A metalinguagem, no filme, é quase uma brincadeira para o diretor: seja nas diversas citações a filmes, frases emblemáticas que seu personagem-diretor profere, quase como se quisesse se aproximar deles; seja nas diversas intervenções da própria câmera, confundindo o espectador do que é real com o que é ficcional dentro da história de “Caminho para o Nada”. Tal brincadeira questiona o que de fato é real e qual é o poder da imagem. Hellman busca dar um nó no espectador logo no início da projeção, durante os créditos iniciais, assinado por Mitchell Haven, o personagem que é diretor, como se ele tomasse a voz do filme para si. A ideia é sempre confundir o espectador para o que é filme, processo fílmico, e o que é a realidade por trás dos fatos. Por isso, Hellman privilegia os mesmos atores em ambos os casos. É um grande provocador, cutucando o espectador para sair da mesmice. Porque não importa qual seja a realidade – e aí Hellman toma para si a conclusão de “O Homem que Matou o Facínora”, de John Ford, de que se a lenda é mais interessante que os fatos, que se publique a lenda –, importa o que é necessário para o diretor (Haven): o fascínio pela imagem tão bela e sedutora da atriz de seu filme.
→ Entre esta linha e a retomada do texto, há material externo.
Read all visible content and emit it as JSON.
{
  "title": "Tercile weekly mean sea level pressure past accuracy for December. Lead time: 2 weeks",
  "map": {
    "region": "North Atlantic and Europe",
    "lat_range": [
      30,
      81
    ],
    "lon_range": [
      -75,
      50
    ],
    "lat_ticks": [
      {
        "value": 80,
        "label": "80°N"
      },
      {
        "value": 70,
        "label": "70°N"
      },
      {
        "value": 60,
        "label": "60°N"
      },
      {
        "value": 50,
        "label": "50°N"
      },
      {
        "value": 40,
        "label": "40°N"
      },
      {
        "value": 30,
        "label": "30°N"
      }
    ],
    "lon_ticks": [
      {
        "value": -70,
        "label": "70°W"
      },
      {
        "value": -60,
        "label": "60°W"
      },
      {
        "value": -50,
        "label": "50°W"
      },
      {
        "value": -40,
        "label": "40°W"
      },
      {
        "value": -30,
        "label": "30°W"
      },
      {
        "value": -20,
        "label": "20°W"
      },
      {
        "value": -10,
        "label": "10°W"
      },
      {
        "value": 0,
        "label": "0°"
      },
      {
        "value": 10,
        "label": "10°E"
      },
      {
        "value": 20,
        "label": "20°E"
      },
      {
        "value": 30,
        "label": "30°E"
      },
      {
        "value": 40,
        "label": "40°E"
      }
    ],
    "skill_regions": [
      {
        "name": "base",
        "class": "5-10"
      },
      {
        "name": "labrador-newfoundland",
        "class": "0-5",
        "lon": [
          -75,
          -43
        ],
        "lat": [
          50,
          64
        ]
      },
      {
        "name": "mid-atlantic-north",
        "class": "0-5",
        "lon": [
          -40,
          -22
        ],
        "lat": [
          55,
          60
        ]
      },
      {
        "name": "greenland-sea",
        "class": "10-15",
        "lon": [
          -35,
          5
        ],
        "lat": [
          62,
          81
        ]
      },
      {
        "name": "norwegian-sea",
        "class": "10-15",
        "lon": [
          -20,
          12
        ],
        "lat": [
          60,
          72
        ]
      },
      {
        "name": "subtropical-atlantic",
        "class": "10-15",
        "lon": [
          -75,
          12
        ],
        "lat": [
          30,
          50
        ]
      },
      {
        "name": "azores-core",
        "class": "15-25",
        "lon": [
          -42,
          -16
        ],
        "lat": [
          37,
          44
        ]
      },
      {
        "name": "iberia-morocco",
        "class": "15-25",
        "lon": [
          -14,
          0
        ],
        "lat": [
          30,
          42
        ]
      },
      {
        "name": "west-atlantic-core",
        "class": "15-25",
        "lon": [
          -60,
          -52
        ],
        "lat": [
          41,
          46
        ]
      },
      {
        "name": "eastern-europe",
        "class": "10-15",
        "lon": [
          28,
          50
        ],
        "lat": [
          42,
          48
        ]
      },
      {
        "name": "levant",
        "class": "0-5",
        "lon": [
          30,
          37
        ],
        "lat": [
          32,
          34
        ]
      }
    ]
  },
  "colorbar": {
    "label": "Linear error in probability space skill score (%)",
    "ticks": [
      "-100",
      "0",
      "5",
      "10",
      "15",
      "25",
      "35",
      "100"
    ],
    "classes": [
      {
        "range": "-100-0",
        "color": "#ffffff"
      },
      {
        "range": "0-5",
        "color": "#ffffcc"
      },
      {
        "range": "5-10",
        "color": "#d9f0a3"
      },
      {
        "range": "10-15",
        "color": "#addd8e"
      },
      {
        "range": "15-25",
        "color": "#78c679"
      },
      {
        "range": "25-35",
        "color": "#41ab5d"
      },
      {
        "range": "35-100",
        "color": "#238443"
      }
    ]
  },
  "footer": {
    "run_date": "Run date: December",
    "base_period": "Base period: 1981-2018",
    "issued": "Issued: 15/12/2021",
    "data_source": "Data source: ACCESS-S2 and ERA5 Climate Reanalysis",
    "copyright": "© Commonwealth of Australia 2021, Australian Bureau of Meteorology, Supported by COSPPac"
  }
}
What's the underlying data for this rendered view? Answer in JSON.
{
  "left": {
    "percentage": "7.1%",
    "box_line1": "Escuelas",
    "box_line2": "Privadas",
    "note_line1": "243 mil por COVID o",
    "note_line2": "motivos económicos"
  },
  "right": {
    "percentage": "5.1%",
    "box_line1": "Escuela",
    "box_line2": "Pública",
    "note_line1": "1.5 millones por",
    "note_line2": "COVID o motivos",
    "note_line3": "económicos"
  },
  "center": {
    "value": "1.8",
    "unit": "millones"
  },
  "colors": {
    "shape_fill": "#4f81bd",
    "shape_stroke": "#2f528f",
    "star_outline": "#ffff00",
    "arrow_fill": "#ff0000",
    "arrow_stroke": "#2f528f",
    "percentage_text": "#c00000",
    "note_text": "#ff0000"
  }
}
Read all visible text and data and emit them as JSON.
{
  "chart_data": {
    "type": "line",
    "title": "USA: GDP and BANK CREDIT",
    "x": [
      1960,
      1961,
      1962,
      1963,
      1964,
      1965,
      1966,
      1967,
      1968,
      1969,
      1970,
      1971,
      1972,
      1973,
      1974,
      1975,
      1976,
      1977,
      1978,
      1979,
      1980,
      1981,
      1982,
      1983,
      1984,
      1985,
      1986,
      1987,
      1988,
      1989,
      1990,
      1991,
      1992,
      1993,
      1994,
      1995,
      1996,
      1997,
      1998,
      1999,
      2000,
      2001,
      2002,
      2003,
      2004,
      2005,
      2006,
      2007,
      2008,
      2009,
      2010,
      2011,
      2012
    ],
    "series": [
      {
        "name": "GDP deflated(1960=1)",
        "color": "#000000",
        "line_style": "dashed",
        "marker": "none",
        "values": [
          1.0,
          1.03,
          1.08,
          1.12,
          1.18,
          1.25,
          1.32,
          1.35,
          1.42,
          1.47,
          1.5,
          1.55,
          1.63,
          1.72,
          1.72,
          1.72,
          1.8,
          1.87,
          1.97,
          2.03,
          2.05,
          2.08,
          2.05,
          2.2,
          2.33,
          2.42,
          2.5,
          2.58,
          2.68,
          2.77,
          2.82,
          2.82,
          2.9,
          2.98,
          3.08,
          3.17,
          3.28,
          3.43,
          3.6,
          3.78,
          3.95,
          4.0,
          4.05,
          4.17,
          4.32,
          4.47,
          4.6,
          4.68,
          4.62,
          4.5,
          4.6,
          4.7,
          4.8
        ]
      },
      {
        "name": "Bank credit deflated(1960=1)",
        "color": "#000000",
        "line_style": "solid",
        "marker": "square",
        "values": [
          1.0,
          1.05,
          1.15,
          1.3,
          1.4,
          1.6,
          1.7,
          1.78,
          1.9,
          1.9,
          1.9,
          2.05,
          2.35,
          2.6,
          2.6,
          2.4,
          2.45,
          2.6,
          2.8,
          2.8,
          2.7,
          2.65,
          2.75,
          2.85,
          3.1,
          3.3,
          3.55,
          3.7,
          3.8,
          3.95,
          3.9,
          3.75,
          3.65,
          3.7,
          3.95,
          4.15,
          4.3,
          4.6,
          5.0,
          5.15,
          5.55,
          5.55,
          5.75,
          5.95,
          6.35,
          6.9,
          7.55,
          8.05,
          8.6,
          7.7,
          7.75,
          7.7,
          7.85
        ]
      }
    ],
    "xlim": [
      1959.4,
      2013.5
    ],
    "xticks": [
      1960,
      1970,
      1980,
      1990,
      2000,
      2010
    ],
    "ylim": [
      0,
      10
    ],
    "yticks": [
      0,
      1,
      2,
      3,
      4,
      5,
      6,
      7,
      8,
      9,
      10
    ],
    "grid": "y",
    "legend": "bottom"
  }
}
Aliás, a obsessão do protagonista de Hellman é uma característica que permeia toda sua obra. Assim como Monte parece obcecado em fazer seus filmes da maneira mais autoral que pode, seus protagonistas todos são obcecados com algo – em “Corrida Sem Fim”, em apostar rachas e em correr livremente pela estrada; em “Galo de Briga”, em ganhar a medalha de ouro de melhor treinador de galos de briga. Mas não é uma obsessão pura e simples, ela é tão corrosiva ao personagem que apenas aquilo importa, nada mais. Essa parece ser a chave para a compreensão de seus filmes e de suas conclusões.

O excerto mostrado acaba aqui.